В 1760 году братья Кальцабиджи переместились в Брюссель, столицу тогдашних Австрийских Нидерландов, и Раньери получил пост министра финансов этой части империи. Именно в этом солидном качестве он прибыл в начале 1761 года в Вену, получив должность секретаря и фактического советника государственного канцлера Кауница. Художественные же интересы Кальцабиджи привели его к быстрому сближению с графом Дураццо, Анджолини и Глюком.

Так в 1761 году в Вене сложился своеобразный «союз реформаторов». Кальцабиджи смог внятно сформулировать идеи реформы, Глюк и Анджолини — предложить гениальное художественное воплощение новых принципов, а Дураццо — обеспечить им административную и финансовую поддержку, равно как симпатии императорского двора. Всё это происходило буквально на глазах у Метастазио, который жил в непосредственной близости от Бургтеатра и Хофбурга. Метастазио давно был знаком с творчеством Глюка, признавал его выдающийся талант, но считал его «варваром» и по-видимому, избегал личных с ним контактов, хотя дом поэта был открыт для многочисленных посетителей. В силу почтенного возраста, общеевропейской славы и безукоризненной личной репутации Метастазио претендовал на исключительно почтительное к себе отношение, не допускавшее никакой критики созданных им драм и прочих стихотворных текстов. Увенчанный всеобщим признанием придворный поэт давно не создавал ничего принципиально нового, но прежние его либретто оставались популярными, и оперы на их тексты продолжали ставиться по всей Европе, от Мадрида до Москвы. Если с точки зрения версификации стихи Метастазио действительно не обнаруживали изъянов (они были на редкость музыкальны, афористичны, точны по выбору слов, безукоризненны по стилю), то драматургия вызывала всё больше вопросов и претензий. При всём разнообразии сюжетов его опер-сериа они строились на основе определённого канона, граничащего со схематизмом. Ранее, говоря об итальянских операх Глюка, мы вкратце описывали этот канон: первая пара влюблённых, вторая пара, отец-тиран, наперсник — все эти функции допускают ряд комбинаций, ограниченных жёсткими требованиями сценического правдоподобия (никаких богов, чудес и чудовищ), и этикета (никакого смешения высокого и низкого стиля в речах персонажей). Именно против метастазиевского канона был направлен основной удар реформаторов, которые, заметим, не были юными и запальчивыми ниспровергателями авторитетов, а стало быть, пришли к своим идеям, многое испытав и испробовав.

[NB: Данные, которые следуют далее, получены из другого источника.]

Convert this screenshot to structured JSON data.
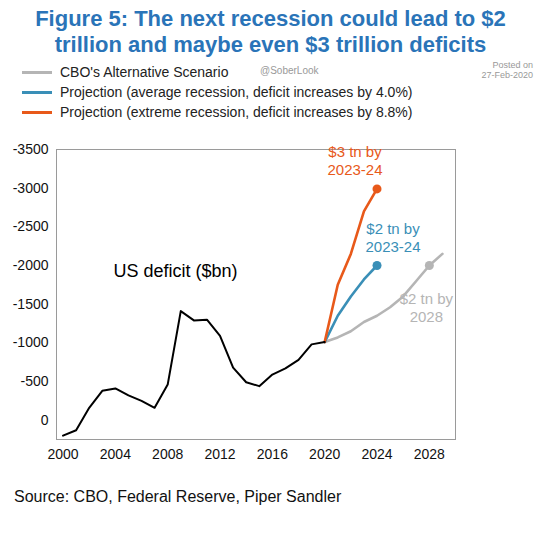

Глюку и Кальцабиджи в 1761 году исполнилось 47 лет, их покровителю графу Дураццо — 43, а самому молодому их союзнику, Анджолини — 30.

Первым совместным творением реформаторов была вовсе не опера, а балет-пантомима «Дон Жуан, или Каменный пир». Сценарий разработал Анджолини (вероятно, не без участия Кальцабиджи, хотя это вопрос дискуссионный), музыку создал Глюк, хореографию — Анджолини; премьера состоялась в Кернтнертортеатре 17 октября 1761 года. Роль главного героя играл также Анджолини. Балет давался, как обычно, в дополнение к полномасштабной пьесе (в тот день это была французская комедия Жана-Франсуа Реньяра «Игрок»), Но сенсацией стал именно «Дон Жуан». Поначалу необычная хореография Анджолини озадачила публику, но от представления к представлению интерес возрастал.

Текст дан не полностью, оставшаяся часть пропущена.